LEGEND by David A. Gemmell

Musif. The Wall of Despair! Where strength has not been great enough to hold Eldibar, how can Musif be held? If we could not hold Eldibar, we cannot hold Musif. Fear will gnaw at our vitals. Many of our friends will have died at Eldibar and once more we will see, in our minds, the laughing faces. We wll not want to join them. Musif is the test.

And we will not hold. We will fall back to Kania, the Wall of Renewed Hope. We did not die on Musif and Kania is a narrower fighting place. And anyway, are there not three more walls? The Nadir can no longer use their ballistae here, so that is something, is it not? In any case, did we not always know we would lose a few walls?

Sumitos, the Wall of Desperation, will follow. We are tired, mortally weary. We fight now by instinct, mechanically and well. Only the very best will be left to stem the savage tide.

Valteri, Wall Five, is the Wall of Serenity. Now we have come to terms with mortality. We accept the inevitability of our deaths, and find in ourselves depths of courage we would not have believed poss­ible. The humour will begin again and each will be a brother to each other man. We will have stood together against the common enemy, shield to shield, and we will have made him suffer. Time will pass on this wall more slowly. We will savour our senses, as if we have discovered them anew. The stars will become jewels of beauty we never saw before, and friendship will have a sweetness never previously tasted.

And finally Geddon, the Wall of Death . . .

I shall not see Geddon, thought Antaheim.

And he slept.

*

‘Tests! All we keep hearing about is that the real test will come tomorrow. How many damn tests are there?’ stormed Elicas. Rek raised a hand, as the young warrior interrupted Serbitar.

‘Calm down!’ he said. ‘Let him finish.
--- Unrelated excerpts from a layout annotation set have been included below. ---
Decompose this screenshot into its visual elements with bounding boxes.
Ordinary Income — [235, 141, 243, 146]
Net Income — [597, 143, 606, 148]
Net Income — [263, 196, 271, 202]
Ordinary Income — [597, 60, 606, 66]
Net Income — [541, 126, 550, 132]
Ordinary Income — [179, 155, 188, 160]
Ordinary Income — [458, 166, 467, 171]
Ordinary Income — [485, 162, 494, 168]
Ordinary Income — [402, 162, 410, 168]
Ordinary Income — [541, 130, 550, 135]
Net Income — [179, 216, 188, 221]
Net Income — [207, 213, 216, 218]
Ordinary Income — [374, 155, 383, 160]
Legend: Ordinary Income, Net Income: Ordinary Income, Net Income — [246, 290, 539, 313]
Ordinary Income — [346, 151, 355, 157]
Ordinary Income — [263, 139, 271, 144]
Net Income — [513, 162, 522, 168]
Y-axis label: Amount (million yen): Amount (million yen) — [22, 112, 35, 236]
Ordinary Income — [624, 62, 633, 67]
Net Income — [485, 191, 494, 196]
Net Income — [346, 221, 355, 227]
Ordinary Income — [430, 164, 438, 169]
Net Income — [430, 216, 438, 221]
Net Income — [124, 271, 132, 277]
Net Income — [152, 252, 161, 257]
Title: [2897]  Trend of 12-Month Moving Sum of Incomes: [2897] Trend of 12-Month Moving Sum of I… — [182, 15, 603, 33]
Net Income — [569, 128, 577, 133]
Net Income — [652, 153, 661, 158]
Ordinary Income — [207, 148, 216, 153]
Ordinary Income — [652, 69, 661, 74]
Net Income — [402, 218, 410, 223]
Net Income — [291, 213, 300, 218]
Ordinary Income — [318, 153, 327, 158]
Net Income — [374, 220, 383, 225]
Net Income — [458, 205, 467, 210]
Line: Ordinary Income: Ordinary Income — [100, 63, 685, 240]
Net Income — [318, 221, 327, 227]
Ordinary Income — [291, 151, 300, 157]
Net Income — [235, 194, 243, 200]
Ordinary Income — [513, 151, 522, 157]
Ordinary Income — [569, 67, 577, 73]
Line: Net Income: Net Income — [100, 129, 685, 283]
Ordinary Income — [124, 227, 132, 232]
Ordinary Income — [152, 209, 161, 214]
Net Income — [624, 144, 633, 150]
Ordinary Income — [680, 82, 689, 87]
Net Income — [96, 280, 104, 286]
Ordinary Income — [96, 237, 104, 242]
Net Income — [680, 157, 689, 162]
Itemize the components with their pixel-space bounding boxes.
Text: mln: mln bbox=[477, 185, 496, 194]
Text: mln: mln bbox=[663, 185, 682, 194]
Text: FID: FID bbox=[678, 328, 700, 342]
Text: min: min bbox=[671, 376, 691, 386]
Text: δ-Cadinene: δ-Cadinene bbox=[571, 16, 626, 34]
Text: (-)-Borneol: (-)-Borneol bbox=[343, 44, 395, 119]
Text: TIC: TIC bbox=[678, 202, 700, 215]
We have only a few moments before the City Elders arrive.’

Elicas glared at Rek, but was silent after looking at Hogun for support and seeing his almost imperceptible shake of the head. Druss rubbed his eyes and accepted a goblet of wine from Orrin.

‘I am sorry,’ said Serbitar, gently. ‘I know how irksome such talk is. For eight days now we have held the Nadir back, and it is true I continue to speak of fresh tests. But you see, Ulric is a master strategist. Look at his army – it is twenty thousand tribesmen. This first week has seen them blooded on our walls. They are not his finest troops. Even as we have trained our recruits, so does he. He is in no hurry; he has spent these days culling the weak from his ranks, for he knows there are more battles to come when, and if, he takes the Dros. We have done well – exceedingly well. But we have paid dearly. Fourteen hundred men have died and four hundred more will not fight again.

‘I tell you this. Tomorrow his veterans will come.’

‘And where do you gain this intelligence?’ snapped Elicas.

‘Enough, boy!’ roared Druss. ‘It is sufficient that he has been right till now. When he is wrong, you may have your say.’

‘What do you suggest, Serbitar?’ asked Rek.

‘Give them the wall,’ answered the albino.

‘What?’ said Virae. ‘After all the fighting and dying? That is madness.’

‘Not so, my lady,’ said Bowman, speaking for the first time. All eyes turned to the young archer, who had forsaken his usual uniform of green tunic and hose. Now he wore a splendid buckskin top-coat, heavy with fringed thongs, sporting an eagle crafted from small beads across the back. His long blond hair was held in place by a buckskin headband, and by his side hung a silver dagger with an ebony haft shaped like a falcon, whose spread wings made up the knuckle guard.

He stood. ‘It is sound good sense. We knew that walls would fall. Eldibar is the longest and therefore the most difficult to hold. We are stretched there. On Musif we would need fewer men, and therefore would lose fewer. And we have the killing ground between the walls. My archers could create an unholy massacre among Ulric’s veterans before even a blow is struck.’